TV-Eklat: Frank Stronach randaliert liebenswürdig und gnadenlos gegen das System

Lesezeit: 2 min
06.07.2012 12:42
Der austro-kanadische Unternehmer Frank Stronach hat in einem Live-Auftritt den politischen Eliten, den Medien und der Finanzwirtschaft die Leviten gelesen. Selten bekommt man im Staatsfernsehen in 10 Minuten eine solch geballte Ladung Wahrheit zu hören.

Mehr zum Thema:  
Benachrichtigung über neue Artikel:  

Es war eine Sternstunde des Fernsehens: Der österreichische Unternehmer Frank Stronach trat am Dienstag (3. Juli) in der Spätabend-Informations-Sendung (ZiB 2) des Österreichischen Fernsehens ORF auf – und erteilte der staunenden Moderatorin eine Lehrstunde in mehrfacher Hinsicht. Nachdem der staatliche Sender zunächst einen etwas spöttischen Beitrag über Stronach gesendet hatte, in dem der Austro-Kanadier mehr oder weniger unverblümt als durchgeknallter „Wutbürger“ porträtiert wurde, zeigte Stronach, wie man sich gegen das oft hinterhältige Spiel der Medien wehren kann: Er wartete nicht auf eine Frage der Moderatorin, sondern antwortete direkt auf den eben gesendeten Beitrag, indem er die verzweifelt um Fassung ringende Moderatorin gar nicht erst zu Wort kommen ließ. Diese gab schließlich ihre Bemühungen auf, eine Frage zu stellen, und ließ Stronach gewähren, worauf dieser mit der entwaffnenden Liebenswürdigkeit des reichen Onkels aus dem oststeirischen Kanada eine gnadenlose Abrechnung mit den fundamentalen Systemschwächen der Euro-Staaten auf den Bildschirm zauberte.

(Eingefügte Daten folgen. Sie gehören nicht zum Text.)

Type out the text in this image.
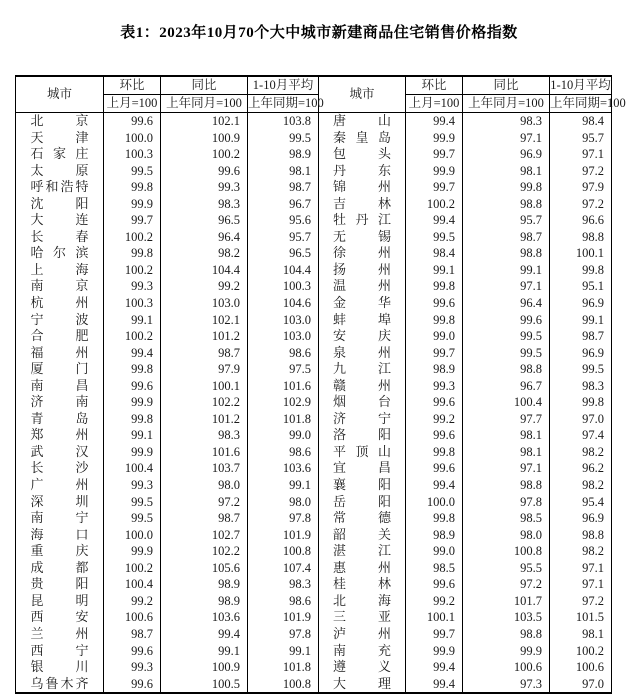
表1：2023年10月70个大中城市新建商品住宅销售价格指数
城市	环比	同比	1-10月平均	城市	环比	同比	1-10月平均
	上月=100	上年同月=100	上年同期=100		上月=100	上年同月=100	上年同期=100

北 京	99.6	102.1	103.8	唐 山	99.4	98.3	98.4

天 津	100.0	100.9	99.5	秦 皇 岛	99.9	97.1	95.7

石 家 庄	100.3	100.2	98.9	包 头	99.7	96.9	97.1

太 原	99.5	99.6	98.1	丹 东	99.9	98.1	97.2

呼 和 浩 特	99.8	99.3	98.7	锦 州	99.7	99.8	97.9

沈 阳	99.9	98.3	96.7	吉 林	100.2	98.8	97.2

大 连	99.7	96.5	95.6	牡 丹 江	99.4	95.7	96.6

长 春	100.2	96.4	95.7	无 锡	99.5	98.7	98.8

哈 尔 滨	99.8	98.2	96.5	徐 州	98.4	98.8	100.1

上 海	100.2	104.4	104.4	扬 州	99.1	99.1	99.8

南 京	99.3	99.2	100.3	温 州	99.8	97.1	95.1

杭 州	100.3	103.0	104.6	金 华	99.6	96.4	96.9

宁 波	99.1	102.1	103.0	蚌 埠	99.8	99.6	99.1

合 肥	100.2	101.2	103.0	安 庆	99.0	99.5	98.7

福 州	99.4	98.7	98.6	泉 州	99.7	99.5	96.9

厦 门	99.8	97.9	97.5	九 江	98.9	98.8	99.5

南 昌	99.6	100.1	101.6	赣 州	99.3	96.7	98.3

济 南	99.9	102.2	102.9	烟 台	99.6	100.4	99.8

青 岛	99.8	101.2	101.8	济 宁	99.2	97.7	97.0

郑 州	99.1	98.3	99.0	洛 阳	99.6	98.1	97.4

武 汉	99.9	101.6	98.6	平 顶 山	99.8	98.1	98.2

长 沙	100.4	103.7	103.6	宜 昌	99.6	97.1	96.2

广 州	99.3	98.0	99.1	襄 阳	99.4	98.8	98.2

深 圳	99.5	97.2	98.0	岳 阳	100.0	97.8	95.4

南 宁	99.5	98.7	97.8	常 德	99.8	98.5	96.9

海 口	100.0	102.7	101.9	韶 关	98.9	98.0	98.8

重 庆	99.9	102.2	100.8	湛 江	99.0	100.8	98.2

成 都	100.2	105.6	107.4	惠 州	98.5	95.5	97.1

贵 阳	100.4	98.9	98.3	桂 林	99.6	97.2	97.1

昆 明	99.2	98.9	98.6	北 海	99.2	101.7	97.2

西 安	100.6	103.6	101.9	三 亚	100.1	103.5	101.5

兰 州	98.7	99.4	97.8	泸 州	99.7	98.8	98.1

西 宁	99.6	99.1	99.1	南 充	99.9	99.9	100.2

银 川	99.3	100.9	101.8	遵 义	99.4	100.6	100.6

乌 鲁 木 齐	99.6	100.5	100.8	大 理	99.4	97.3	97.0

In seinem Pladöyer für Österreich machte Stronach dann klar, warum er den Europäischen Stabilitäts Mechanismus (ESM) für einen schweren Fehler hält und weshalb er glaubt, dass die österreichischen Politiker geschlossen für den ESM auftreten: Weil sie nämlich an Österreich „verdienen“ und nicht Österreich „dienen“ wollten. In drei Sätzen analysierte er das Griechenland-Desaster, indem er erklärte, dass die Euro-Rettung Athen nichts, den internationalen Banken dagegen alles gebracht habe. Erfrischender Weise ließ sich Stronach auch von der schematischen Frage, ob er denn nun für den EU-Austritt Österreichs sei, nicht in Enge treiben, sondern machte klar, dass Österreich natürlich drinnen bleiben solle und dass die EU eine gute Sache sei – nur dass eben die gemeinsame Währung nicht funktioniere und Österreich besser beraten wäre, wenn es zum Schilling zurückkehren würde.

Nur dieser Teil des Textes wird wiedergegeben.